Although some statistics are displayed in the software, the pressure data can often be exported to a spread sheet and further analyzed. For example an average of several frames of data can be attained. Much information can be extracted from the data however it is important to understand the influence that the acquisition and manipulation of the data has on the results. For example the averages of the pressures of a person leaning forward and backward may be meaningless.

Documentation:

The single most important thing when taking pressure data are the notes on the position, posture and circumstances existing when the data was taken. It is easy to take lots of data but difficult to remember the details of exactly what the conditions were when the data was taken.

V. Interpretation of data

The following are considered to be the most useful indicators for pressure ulcer risk.

Peak Pressure Index

– The highest pressure within a 9-10 cm2 in the ischial region or other bony prominence. Try to achieve the lowest possible PPI. Single sensor peak values are not recommended to rate maps, as they are not reliable (repeatable).

Dispersion Index

– percentage of the pressure from the total rectangular sensing area compared to the combined area under the ischial and sacro-coccygeal region. Otherwise stated, it is the sum of the pressure distributed over the IT and sacral regions divided by the sum of pressure readings over the entire mat – expressed as a percentage. Try to achieve the lowest possible DI. Evidence supports that a DI > 50% indicates high pressure ulcer risk (Drummond 1985)

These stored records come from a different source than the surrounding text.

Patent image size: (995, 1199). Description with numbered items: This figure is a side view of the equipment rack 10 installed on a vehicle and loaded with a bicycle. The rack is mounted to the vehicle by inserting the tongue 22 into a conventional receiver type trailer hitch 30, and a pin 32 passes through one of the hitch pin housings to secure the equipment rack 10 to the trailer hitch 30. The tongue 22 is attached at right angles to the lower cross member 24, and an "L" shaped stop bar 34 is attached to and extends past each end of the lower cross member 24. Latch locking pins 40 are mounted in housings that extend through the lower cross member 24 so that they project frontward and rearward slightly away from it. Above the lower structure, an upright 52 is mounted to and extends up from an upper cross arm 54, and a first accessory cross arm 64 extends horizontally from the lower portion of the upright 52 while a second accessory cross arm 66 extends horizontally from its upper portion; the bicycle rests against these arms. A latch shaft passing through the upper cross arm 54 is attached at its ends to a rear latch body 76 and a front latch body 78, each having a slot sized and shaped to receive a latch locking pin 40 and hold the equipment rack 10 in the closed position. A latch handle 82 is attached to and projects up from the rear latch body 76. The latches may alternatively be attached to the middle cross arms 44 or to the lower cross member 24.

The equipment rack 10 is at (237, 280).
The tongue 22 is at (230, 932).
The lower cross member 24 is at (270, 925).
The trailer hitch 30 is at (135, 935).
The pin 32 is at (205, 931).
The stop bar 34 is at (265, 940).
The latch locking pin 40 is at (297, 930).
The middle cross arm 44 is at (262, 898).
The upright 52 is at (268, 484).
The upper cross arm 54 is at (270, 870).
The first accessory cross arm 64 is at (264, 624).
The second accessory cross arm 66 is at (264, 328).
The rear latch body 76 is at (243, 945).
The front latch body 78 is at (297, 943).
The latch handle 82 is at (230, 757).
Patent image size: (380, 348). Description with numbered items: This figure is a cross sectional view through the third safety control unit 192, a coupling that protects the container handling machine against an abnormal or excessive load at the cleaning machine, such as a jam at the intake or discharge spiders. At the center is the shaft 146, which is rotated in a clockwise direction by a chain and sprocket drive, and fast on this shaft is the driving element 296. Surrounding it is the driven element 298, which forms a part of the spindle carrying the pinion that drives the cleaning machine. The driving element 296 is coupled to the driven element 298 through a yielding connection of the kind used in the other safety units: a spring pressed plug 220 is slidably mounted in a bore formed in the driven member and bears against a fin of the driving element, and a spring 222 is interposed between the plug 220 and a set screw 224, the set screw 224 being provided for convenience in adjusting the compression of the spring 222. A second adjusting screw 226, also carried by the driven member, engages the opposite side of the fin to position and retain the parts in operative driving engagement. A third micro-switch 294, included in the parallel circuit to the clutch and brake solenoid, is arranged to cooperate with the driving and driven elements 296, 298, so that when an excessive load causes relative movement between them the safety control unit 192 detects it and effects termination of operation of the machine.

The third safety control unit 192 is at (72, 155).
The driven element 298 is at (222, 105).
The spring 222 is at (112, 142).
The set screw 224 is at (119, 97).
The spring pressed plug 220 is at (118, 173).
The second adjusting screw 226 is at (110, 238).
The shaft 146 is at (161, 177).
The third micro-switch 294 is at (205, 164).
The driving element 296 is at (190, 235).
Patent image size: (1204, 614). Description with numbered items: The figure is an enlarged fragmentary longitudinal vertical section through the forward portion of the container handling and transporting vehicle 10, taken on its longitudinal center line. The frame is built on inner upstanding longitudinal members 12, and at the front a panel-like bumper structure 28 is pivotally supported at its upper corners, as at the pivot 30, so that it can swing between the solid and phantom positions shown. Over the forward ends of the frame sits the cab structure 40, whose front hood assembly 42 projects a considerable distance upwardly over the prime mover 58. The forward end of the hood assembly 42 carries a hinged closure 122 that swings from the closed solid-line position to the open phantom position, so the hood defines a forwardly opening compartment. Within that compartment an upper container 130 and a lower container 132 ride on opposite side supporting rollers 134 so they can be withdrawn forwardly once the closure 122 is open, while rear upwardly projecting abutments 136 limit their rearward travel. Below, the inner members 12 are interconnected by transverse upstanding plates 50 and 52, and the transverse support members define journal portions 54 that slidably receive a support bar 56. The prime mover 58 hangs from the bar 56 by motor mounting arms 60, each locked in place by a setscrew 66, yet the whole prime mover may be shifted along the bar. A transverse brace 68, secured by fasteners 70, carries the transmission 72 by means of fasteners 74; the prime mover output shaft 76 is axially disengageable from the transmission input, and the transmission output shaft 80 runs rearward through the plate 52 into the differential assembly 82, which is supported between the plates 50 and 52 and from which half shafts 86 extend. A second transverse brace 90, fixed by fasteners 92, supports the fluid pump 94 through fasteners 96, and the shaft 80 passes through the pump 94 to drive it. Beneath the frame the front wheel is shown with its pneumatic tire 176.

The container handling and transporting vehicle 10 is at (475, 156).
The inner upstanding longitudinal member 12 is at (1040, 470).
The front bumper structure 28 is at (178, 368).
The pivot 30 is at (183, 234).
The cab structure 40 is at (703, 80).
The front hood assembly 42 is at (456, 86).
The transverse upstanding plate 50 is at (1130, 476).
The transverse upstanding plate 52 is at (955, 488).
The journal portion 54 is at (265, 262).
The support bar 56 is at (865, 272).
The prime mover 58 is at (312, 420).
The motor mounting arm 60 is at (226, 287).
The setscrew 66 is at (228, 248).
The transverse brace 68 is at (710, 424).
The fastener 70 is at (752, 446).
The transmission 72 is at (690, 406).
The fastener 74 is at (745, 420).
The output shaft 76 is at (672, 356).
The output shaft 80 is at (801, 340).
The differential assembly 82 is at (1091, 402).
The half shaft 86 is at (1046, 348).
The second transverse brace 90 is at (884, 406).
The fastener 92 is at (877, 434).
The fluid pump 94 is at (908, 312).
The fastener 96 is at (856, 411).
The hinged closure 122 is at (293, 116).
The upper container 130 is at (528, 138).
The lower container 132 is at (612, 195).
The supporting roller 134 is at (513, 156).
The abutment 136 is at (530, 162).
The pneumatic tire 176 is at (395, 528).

DI = A/ A+B (expressed as a percentage):

Contact area

– area of the sensors with pressures above 10mmHg. Try to get the largest possible contact area. Note that when comparing a cushion which redistributes pressure via envelopment with one that off-loads, contact area by itself is not an adequate means to rate the cushions.

Gradient

- change in pressures per inch or cm (how close the high pressures are to the low pressures). Try to get the lowest possible gradient.

Symmetry

– Optimization of pressure distribution symmetry, comparing right and left sides, is a key goal. Focus is placed on symmetry of at-risk sites: the IT’s and greater trochanters. This parameter highlights the importance of integrating IPM findings which a comprehensive seating evaluation. Problem solving with

respect to asymmetrical IPM results cannot be accomplished absent of a postural evaluation. In fact, mapping the client while seated on a mat table is a useful means of to combine the two techniques: bony prominences can be clearly matched to peak pressures, asymmetries can be elucidated and the effect of manually providing postural support/correction can be assessed. The goal is to have even weight distribution on the right and left sides of the map. This would reflect optimally addressing any postural asymmetry which needs to be either corrected/reduced or accommodated.